Presented by Alfons van Gulick at the ESA Annual Meeting 2014 Murcia, Spain, 2014

Since 1983 we have seen 4 bull markets and 3 bear markets. Most of us are waiting for the 4

th bear market

to start rather sooner than later, but this is far from certain yet.

Black pepper prices have peaked during October 2011 at around the $7,400 per ton level, but hesitated to follow through with a downward trend. From January 2012 onward prices have been range bound at a lower level for some 16 months only to move up again during June-July 2013 to establish a new high at around $7,800 per ton. What has happened here and is this new push for higher prices justified?
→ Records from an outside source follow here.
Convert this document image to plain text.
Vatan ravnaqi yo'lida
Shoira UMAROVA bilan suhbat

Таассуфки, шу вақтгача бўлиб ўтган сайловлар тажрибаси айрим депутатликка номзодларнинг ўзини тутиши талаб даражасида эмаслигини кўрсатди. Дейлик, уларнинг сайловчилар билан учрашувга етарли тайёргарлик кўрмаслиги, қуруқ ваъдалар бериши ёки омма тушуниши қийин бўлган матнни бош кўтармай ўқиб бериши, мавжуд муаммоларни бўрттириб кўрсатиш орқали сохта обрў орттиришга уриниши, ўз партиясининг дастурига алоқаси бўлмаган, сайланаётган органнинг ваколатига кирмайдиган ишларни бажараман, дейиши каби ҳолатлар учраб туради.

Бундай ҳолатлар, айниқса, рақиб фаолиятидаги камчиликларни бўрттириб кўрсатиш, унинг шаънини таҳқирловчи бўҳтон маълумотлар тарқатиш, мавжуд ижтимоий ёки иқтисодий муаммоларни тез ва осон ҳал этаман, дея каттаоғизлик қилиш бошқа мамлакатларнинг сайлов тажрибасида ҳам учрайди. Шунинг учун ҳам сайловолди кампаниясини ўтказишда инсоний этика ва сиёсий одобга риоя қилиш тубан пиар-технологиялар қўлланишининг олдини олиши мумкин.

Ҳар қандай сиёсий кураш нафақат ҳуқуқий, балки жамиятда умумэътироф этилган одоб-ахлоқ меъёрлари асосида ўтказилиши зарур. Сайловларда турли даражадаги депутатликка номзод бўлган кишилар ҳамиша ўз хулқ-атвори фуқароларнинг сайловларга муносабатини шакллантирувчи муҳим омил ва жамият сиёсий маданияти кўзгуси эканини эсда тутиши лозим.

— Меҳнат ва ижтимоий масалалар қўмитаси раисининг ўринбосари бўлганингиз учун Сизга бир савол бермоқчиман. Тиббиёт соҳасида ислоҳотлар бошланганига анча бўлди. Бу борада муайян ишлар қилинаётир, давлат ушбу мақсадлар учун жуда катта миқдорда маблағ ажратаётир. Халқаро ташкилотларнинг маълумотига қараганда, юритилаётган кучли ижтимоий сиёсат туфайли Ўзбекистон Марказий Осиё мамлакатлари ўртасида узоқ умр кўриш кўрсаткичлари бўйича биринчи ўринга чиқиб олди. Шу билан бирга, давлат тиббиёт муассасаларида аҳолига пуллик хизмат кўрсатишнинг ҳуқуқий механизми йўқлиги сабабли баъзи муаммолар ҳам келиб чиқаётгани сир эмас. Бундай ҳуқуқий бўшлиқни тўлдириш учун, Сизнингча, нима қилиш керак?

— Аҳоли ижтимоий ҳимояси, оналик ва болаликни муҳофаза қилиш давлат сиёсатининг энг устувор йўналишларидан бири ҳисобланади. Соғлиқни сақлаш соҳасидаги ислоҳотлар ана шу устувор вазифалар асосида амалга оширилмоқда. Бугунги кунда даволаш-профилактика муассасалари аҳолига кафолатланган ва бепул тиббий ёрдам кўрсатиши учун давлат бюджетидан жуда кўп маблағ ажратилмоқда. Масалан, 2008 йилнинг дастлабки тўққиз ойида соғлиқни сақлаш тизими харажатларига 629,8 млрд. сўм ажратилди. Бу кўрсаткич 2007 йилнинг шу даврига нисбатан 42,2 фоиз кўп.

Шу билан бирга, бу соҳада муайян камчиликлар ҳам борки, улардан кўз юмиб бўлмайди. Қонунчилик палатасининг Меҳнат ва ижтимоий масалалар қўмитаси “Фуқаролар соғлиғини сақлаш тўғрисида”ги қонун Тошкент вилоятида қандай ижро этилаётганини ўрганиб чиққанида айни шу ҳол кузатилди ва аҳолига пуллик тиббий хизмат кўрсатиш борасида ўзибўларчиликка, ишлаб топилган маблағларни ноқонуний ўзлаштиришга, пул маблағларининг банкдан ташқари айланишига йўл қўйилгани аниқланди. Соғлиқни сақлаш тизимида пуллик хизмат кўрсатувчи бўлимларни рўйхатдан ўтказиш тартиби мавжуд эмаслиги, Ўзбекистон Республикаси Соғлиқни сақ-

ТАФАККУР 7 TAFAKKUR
In other words “Why do pepper prices remain at the higher levels?” To answer this question we need to go back to basics first, which is the underlying supply and demand situation.

Since 2006 world production has been increasing steadily and is estimated at just over 400,000 tons for 2014. When compared to the start of the current price cycle in 2006 world production increased by approximately 64,000 tons or some 19%. So apparently the higher prices did motivate farmers to produce more pepper. However, when looking at the individual producing countries we can see significant differences. Indonesia hardly increased its production when compared to 2006. In fact production decreased significantly and is one of

the factors why pepper prices started to increase from 2006 onwards. Only from 2012 onwards production moved back to just above the 2006 level and is now estimated at around 60,000 tons for black and white together. In general the area under cultivation in Indonesia is fairly stable, but yields can fluctuate significantly due to weather circumstances.

India produced 60,000 tons in 2006 and today is estimated at 45,000 tons.

Brazil was at 50,000 tons in 2006 and currently only turns out some 40,000 tons.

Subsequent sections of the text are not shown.